There is a tiny screen at the Museum of the Moving Image currently playing Alien Workshop’s Memory Screen (1991) on a loop. It’s part of “Recording the Ride: The Rise of Street-Style Skate Videos,” a comprehensive exhibition dedicated to the inimitable style of skate video that took hold of the ‘90s and set the standards for what a skate video should be from that point onward—think fuzzy camerawork, brash soundtracks, and the inevitable fish-eye lens. But, Memory Screen is not your typical skate video; it has more in common with the poetic style of editing characteristic of the American avant-garde and less in common with contemporaneous skate films such as The Search for Animal Chin (1987) or Spike Jonze’s early works.
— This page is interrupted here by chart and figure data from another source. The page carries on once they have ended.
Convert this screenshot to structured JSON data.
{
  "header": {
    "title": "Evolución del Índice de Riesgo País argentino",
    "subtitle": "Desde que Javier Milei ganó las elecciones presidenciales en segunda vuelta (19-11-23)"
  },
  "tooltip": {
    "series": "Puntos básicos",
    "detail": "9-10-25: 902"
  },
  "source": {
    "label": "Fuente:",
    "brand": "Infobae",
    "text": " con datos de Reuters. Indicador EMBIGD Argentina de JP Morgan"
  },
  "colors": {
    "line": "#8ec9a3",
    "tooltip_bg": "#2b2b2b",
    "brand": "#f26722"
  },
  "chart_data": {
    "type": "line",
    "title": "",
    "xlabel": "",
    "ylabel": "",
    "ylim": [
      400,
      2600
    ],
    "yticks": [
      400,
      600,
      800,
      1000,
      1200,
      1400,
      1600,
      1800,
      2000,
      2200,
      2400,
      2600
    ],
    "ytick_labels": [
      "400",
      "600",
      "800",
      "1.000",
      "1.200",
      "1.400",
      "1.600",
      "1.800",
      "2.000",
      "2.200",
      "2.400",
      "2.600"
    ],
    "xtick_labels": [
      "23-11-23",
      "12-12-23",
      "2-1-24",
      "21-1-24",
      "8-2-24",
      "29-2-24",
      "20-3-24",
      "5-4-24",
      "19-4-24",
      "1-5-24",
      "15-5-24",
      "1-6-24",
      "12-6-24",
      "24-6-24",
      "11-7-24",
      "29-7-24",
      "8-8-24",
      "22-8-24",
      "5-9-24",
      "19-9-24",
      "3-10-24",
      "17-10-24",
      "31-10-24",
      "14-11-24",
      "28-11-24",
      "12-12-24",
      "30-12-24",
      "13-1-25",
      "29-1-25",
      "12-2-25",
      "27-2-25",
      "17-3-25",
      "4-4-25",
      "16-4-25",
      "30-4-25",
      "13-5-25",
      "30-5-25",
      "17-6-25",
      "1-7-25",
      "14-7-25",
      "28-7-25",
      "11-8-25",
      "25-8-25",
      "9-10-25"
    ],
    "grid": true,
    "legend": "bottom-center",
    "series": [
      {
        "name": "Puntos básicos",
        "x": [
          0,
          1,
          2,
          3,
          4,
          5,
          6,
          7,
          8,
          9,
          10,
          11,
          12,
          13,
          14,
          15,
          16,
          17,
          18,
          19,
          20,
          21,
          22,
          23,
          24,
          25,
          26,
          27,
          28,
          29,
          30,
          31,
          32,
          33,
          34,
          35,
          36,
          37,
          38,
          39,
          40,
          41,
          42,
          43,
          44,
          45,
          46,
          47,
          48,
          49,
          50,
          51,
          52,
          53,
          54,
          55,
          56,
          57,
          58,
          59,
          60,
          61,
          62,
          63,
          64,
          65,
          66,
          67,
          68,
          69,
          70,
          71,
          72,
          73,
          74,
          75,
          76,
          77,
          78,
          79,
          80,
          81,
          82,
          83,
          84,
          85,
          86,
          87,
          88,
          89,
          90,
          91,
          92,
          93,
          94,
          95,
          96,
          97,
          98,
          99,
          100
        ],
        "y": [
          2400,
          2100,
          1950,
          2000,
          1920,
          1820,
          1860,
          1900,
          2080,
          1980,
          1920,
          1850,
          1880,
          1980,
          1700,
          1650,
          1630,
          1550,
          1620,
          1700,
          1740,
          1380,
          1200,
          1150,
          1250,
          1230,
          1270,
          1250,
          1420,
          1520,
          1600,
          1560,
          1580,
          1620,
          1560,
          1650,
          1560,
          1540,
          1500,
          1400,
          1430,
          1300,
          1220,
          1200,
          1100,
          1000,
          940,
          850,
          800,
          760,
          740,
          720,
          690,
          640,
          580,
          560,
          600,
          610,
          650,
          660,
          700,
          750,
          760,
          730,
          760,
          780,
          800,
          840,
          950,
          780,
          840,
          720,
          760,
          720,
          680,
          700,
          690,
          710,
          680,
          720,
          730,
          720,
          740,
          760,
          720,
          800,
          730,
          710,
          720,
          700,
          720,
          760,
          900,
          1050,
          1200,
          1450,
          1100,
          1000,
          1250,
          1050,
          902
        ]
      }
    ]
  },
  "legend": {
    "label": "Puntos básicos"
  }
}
It is a strange and beautiful artifact that is less interested in showcasing skate tricks as it is in capturing the spirit of its sport.
Marking Alien Workshop’s first foray into the world of skate videos, Memory Screen quickly set the skateboard company apart with a visual language that leaned heavily on archival footage of landscapes, cities, and animals. The skaters in Memory Screen—Neil Blender, Steve Claar, Scott Conklin, Rob Dyrdek, Thomas Morgan, Duane Pitre, John Pryor, and Bo Turner—only account for a fraction of the video’s runtime and when they are on screen, numerous wrinkles and distortions fog their appearance. While most skateboard companies at the time were preoccupied with showing off their skaters’ faces and personalities, Alien Workshop was more keen on figuring out how to translate their skills in cinematic terms; and, it’s the latter’s decision that proves more rewarding, as it shines a spotlight on genuine skateboarding feats through visual flourishes instead of limp camerawork. For Alien Workshop, it was always clear that the thrills and perils of skating necessitated cinematic counterparts, not mere documentation, but true visual embodiments of skating’s grand and risky gestures. It is for this reason that Memory Screen feels much more like a George Barber scratch film than anything else, it’s every harsh cut, sudden insert, and change-of-direction reflecting the nature of a sport where falling on concrete is always a possibility, spontaneity is cherished, and split-decisions are the name-of-the-game.
Then, there’s the soundtrack. Not only is it a great collection of lesser-known songs by artists such as J Mascis, Dinosaur Jr., and Worked World, it is also an integral element of the video. Often cutting to the rhythm of each track featured in the video, Alien Workshop sets Memory Screen on a unique groove in which each strum pairs well with a dissolve and rushes of percussion announce adventures in flicker. The inaugural track, J Mascis’s “A Little Ethnic Song,” is heard following about a minute of a super-grainy footage depicting a feedback vortex—a fucked-up, DIY-response to the Stargate sequence from 2001: A Space Odyssey (1968). The song, which consists of short, patterned whirs, slowly guides the film out of its vertigo-inducing opening sequence into a more harmonious stream of images. It’s a simple edit, but it evinces its makers’ belief in the beauty that resides behind a well-executed match-cut, needle-drop, or landing. The film’s final scene, of a seagull nose-diving in silence, completes Memory Screen’s project. From din to quiet, visual excess to simplicity, the video mirrors the arc of a skate session—a sublime ride is predicated on a couple tumbles.
Memory Screen is on view through January 26 at the Museum of the Moving Image as part of the exhibition “Recording the Ride: The Rise of Street-Style Skate Videos.”